Después de este ejercicio sigo intrigado por el mensaje que desea transmitir esta foto.¿Tiene alguna orientación politica,o de la patronal?¿beneficia al gobierno de los ricos o al de los pobres?Digo esto porque ayer, cuando atendía a una señora de 82 años me hizo gracia cuando me dijo que ella votaba al gobierno de los pobres.Supuse que se refería al P.S.O.E.Ya había oído también que es el gobierno de los obreros.Cosas de la gente.Mientras tanto el presidente de la Patronal erre que erre con el despido libre.Para un amplio sector ya es libre.Y el gobierno de los pobres en su día le brindó a la patronal los” contratos basura” con el beneplácito de los sindicatos de clase, como les gusta definirse y estos dos sindicatos saludan al presidente del Gobierno con una mano y con la otra reciben la propina de 17 millones de euros procedente de los pobres mayoritariamente, porque hay más pobres que ricos ,y los sindicatos prometen la paz social y así.
Barato, barato, pregona un marroquí con sus alfombras al hombro. Obreros, barato, barato, y despido libre, barato todo, eso pretenden los empleadores.A río revuelto ganancia de pescadores pensarán.Y para colmo llega la gripe cochina o porcina para embarullarlo todo más.No corren buenos tiempos.Y sale este periódico y añade más enigma con su portada.

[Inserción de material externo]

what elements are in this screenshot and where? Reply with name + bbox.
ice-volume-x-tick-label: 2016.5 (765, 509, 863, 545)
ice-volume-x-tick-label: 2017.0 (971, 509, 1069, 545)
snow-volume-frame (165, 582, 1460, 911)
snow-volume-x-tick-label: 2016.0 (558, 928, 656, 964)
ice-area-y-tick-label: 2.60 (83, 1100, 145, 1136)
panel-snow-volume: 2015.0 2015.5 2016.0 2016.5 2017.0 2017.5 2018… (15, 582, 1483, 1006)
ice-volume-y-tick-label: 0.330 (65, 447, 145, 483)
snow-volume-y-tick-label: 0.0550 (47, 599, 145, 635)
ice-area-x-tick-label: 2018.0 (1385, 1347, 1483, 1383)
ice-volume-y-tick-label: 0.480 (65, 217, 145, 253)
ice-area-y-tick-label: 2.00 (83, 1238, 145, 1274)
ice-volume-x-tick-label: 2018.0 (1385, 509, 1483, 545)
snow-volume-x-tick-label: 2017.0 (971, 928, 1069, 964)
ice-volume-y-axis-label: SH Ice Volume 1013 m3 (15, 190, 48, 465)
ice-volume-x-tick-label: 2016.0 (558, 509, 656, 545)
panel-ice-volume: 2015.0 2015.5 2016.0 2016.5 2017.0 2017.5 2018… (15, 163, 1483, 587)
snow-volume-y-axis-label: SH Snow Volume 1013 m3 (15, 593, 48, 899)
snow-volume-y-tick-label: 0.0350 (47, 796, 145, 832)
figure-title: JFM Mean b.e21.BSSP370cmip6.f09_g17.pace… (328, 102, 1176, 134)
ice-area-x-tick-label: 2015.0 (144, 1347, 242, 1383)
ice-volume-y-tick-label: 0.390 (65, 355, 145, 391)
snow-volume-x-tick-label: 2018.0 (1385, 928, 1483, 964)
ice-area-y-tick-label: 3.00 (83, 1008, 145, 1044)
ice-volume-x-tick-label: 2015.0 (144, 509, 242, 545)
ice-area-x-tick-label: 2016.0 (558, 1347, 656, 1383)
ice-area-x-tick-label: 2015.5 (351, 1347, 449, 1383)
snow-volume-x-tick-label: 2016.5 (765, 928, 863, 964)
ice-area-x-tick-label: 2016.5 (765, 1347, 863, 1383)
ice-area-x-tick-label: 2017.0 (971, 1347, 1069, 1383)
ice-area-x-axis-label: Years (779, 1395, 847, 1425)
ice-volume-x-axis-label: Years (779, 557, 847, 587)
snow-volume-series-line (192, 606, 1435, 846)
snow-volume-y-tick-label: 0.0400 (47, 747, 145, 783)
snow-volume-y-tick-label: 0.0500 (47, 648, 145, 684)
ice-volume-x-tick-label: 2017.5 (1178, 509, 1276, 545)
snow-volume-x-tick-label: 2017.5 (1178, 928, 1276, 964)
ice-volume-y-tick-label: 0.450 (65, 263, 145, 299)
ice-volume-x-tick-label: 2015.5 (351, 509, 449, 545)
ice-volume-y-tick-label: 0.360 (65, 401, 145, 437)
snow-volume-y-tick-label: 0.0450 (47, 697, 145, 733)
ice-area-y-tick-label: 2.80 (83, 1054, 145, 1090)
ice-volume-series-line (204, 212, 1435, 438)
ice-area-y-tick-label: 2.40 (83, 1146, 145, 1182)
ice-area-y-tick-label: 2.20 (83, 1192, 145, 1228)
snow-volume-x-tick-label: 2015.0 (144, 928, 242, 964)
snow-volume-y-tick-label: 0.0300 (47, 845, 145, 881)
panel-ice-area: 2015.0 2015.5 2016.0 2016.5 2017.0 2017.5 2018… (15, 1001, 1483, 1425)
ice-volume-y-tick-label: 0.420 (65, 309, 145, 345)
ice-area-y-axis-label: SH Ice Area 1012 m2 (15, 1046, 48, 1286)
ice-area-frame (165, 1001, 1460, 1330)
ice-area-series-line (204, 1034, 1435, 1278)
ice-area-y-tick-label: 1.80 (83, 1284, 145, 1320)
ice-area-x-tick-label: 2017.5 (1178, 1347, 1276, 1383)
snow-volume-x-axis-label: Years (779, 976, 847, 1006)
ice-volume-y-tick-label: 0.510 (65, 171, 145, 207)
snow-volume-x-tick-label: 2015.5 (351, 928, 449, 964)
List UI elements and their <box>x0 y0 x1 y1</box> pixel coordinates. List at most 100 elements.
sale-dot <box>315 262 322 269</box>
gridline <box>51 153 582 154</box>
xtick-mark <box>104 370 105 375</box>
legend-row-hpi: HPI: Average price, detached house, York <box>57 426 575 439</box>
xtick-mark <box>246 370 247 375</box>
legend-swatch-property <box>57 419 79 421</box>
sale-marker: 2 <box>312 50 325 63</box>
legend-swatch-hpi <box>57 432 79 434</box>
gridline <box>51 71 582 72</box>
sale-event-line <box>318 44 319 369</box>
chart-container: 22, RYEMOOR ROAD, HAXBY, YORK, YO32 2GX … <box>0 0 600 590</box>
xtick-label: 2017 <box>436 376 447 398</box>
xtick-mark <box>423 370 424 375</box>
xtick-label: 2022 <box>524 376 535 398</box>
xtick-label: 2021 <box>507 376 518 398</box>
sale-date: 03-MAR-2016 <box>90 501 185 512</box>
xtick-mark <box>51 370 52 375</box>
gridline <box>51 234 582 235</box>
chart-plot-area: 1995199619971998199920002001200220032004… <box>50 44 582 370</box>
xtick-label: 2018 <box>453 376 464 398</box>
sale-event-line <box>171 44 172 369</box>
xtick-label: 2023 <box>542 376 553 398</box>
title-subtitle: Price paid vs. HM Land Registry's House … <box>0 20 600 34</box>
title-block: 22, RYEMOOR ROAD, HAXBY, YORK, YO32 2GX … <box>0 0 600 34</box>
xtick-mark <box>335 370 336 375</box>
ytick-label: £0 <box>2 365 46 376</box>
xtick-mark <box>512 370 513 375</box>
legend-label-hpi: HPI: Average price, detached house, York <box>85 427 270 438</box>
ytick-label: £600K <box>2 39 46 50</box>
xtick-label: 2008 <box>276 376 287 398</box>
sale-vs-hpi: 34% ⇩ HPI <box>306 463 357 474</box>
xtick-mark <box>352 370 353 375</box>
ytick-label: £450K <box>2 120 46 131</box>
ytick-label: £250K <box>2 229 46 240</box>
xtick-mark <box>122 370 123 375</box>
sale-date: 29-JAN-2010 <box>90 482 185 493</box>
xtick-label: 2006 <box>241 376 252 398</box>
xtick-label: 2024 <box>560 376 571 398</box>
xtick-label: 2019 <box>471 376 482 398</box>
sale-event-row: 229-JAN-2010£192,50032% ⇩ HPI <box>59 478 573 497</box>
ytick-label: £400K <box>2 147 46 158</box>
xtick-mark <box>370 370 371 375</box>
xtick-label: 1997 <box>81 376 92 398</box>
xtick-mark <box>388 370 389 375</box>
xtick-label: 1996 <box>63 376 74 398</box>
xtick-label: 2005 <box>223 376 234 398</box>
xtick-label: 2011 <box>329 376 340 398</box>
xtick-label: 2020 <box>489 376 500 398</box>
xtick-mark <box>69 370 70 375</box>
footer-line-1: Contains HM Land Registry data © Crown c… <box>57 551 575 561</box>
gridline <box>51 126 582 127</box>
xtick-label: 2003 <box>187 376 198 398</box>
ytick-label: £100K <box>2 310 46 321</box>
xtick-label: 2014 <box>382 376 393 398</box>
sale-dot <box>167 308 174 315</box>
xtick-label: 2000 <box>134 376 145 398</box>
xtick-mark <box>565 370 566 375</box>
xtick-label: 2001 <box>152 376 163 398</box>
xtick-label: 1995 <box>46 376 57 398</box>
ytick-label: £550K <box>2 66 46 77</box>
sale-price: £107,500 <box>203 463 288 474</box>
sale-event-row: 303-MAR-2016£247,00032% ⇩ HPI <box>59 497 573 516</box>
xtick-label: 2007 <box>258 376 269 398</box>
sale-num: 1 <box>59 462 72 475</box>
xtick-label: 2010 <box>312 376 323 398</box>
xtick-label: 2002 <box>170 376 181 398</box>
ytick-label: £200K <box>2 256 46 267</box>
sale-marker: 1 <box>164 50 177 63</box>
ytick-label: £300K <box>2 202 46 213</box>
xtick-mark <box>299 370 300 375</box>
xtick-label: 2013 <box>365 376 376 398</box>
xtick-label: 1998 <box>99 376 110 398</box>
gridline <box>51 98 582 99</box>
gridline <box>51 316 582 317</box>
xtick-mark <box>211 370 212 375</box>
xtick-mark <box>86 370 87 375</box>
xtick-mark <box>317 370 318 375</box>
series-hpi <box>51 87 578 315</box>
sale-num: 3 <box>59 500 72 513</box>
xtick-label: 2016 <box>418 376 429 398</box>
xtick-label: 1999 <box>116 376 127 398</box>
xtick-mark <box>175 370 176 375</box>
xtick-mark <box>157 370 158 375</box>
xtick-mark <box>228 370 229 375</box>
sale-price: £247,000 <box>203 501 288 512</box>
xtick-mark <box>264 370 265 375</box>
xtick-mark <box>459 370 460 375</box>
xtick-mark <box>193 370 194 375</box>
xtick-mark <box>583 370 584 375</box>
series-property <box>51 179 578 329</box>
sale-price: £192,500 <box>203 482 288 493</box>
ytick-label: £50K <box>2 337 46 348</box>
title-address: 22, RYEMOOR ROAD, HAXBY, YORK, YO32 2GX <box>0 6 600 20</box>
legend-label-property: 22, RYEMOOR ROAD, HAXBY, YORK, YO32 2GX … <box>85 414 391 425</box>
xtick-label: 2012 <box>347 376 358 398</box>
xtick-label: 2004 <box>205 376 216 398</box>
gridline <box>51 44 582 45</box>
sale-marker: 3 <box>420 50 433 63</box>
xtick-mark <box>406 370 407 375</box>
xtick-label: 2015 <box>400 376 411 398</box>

La primavera nos sale ruin y añade más incertidumbre en el mundo rural.
Parece que cada día dependemos más del cielo: agua, sol rogativas, trabajo.
Si lo que pretende el periódico con su portada es que hay que amoldarse a las circunstancias por malas que sean, me niego.Me decía entre bromas y veras uno de la Zarza que vivió la guerra civil, que si algún día volvía algo parecido, se escondería en las Espundias (zona intrincada, casi inaccesible del río) para no ser localizado.Pues visto el panorama que nos sugiere la foto, a mi también me dan ganas de salir corriendo y refugiarme en las Espundias. Félix.